2. He retired from service. After calculation it was proposed to give him a certain amount of money as gratuity in addition to his monthly pension.
3. But before the pension or gratuity was paid and a pension slip or gratuity slip issued to the petitioner a sum of Rs. 3,300 was sought to be deducted from the amount of gratuity proposed to be paid to him.
4. He filed writ petition No. 2641 of 1960 challenging the order of the Director, Postal Staff, Lucknow directing the deduction of Rs. 3.300 from his gratuity.

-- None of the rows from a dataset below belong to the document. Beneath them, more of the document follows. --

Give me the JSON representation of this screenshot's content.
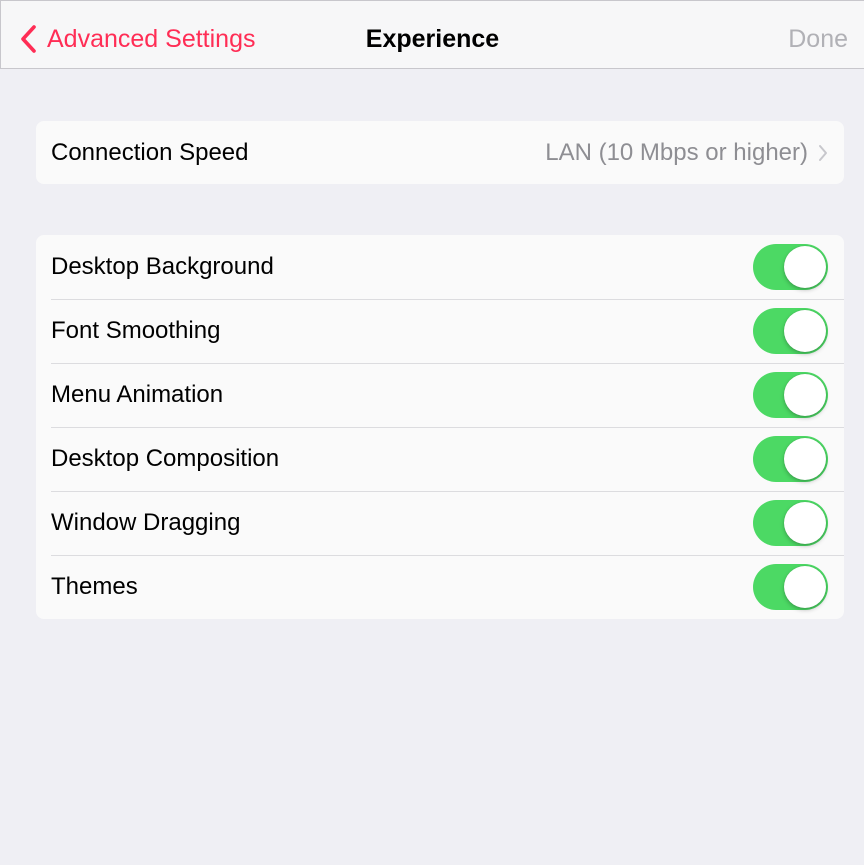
{
  "nav": {
    "back_label": "Advanced Settings",
    "title": "Experience",
    "done_label": "Done",
    "back_icon": "chevron-left-icon"
  },
  "connection": {
    "label": "Connection Speed",
    "value": "LAN (10 Mbps or higher)",
    "disclosure_icon": "chevron-right-icon"
  },
  "toggles": [
    {
      "label": "Desktop Background",
      "on": true
    },
    {
      "label": "Font Smoothing",
      "on": true
    },
    {
      "label": "Menu Animation",
      "on": true
    },
    {
      "label": "Desktop Composition",
      "on": true
    },
    {
      "label": "Window Dragging",
      "on": true
    },
    {
      "label": "Themes",
      "on": true
    }
  ],
  "colors": {
    "accent": "#ff2d55",
    "switch_on": "#4cd964",
    "background": "#efeff4",
    "secondary_text": "#8e8e93",
    "disabled_text": "#b1b1b6"
  }
}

5. The writ petition came up for final hearing before Hon. R. S. Pathak, J. who took the view that considering the nature of allegations made, he considered that the proper remedy of the petitioner was to file a regular suit in a competent Civil Court and that in the circumstances of the case the relief by means of a writ petition was not the proper remedy. Dissatisfied with the judgment of Hon. R. S. Pathak. J. dated 29-4-1966, the petitioner-appellant has filed the instant special appeal It was strenuously contended by Mr. S. C. Khare, the learned counsel for the petitioner-appellant, that the learned single Judge failed to notice that under Section 4 of the Pensions Act the suit was barred. Section 4 of the Pensions Act reads:
'Except as hereinafter provided no Civil Court shall entertain any suit relating to any pension or grant of money or land revenue conferred or made by the Government or by any former Government, whatever may have been the consideration for any such pension or grant, and whatever may have been the nature of the payment, claim or right for which such pension or grant may have been substituted'
6. It is well settled that the ouster of the jurisdiction of a Civil Court cannot be assumed. The ouster must be the result of an express provision in a legislative enactment or one of necessary implication therefrom.
7. Clearly if the amount of gratuity can be treated to be pension it would be doubtful whether the Civil Court would have jurisdiction to try any suit relating to it.
8. If on the contrary a gratuity cannot be comprehended in the expression 'pension' as occurring hi Section 4 of the Pensions Act then that provision would be no bar to the maintainability of a suit in a Civil Court relating to any deduction made from the amount of gratuity. In view of the rules operating in the present case a gratuity must be taken to be commuted pension. It is well settled that commuted pension is a capital sum and not an accumulated pension. See Municipal Council Salem v. B. Gururajah Rao, AIR 1935 Mad 249.
9. A pension is a periodical payment. Once a part of it is converted into a capital sum it ceases to partake the nature of pension.
10. Mr. Khare contended that assuming that gratuity is not pension it is still a 'grant of money' within the meaning of Section 4 of Pensions Act. In our opinion the expression 'grant of money' does not include gratuity or a capital sum converted out of a part of pension,
11. We are, therefore, of the opinion, that a Civil Court would be competent to go into this matter.
12. In the present case the deduction has been made from the gratuity calculated as payable to the petitioner appellant on the ground that he was guilty of negligence of duty. Whether or not he was so guilty is a question of fact which can only be decided on the basis of evidence and not in the summary proceeding of a writ petition. Consequently we agree with R. S. Pathak, J. that in the circumstances of the present case the proper remedy of the petitioner is to file a regular suit.
13. We express no opinion on the merits of the controversy between the parties. The appeal is dismissed. There is, however, no order as to costs.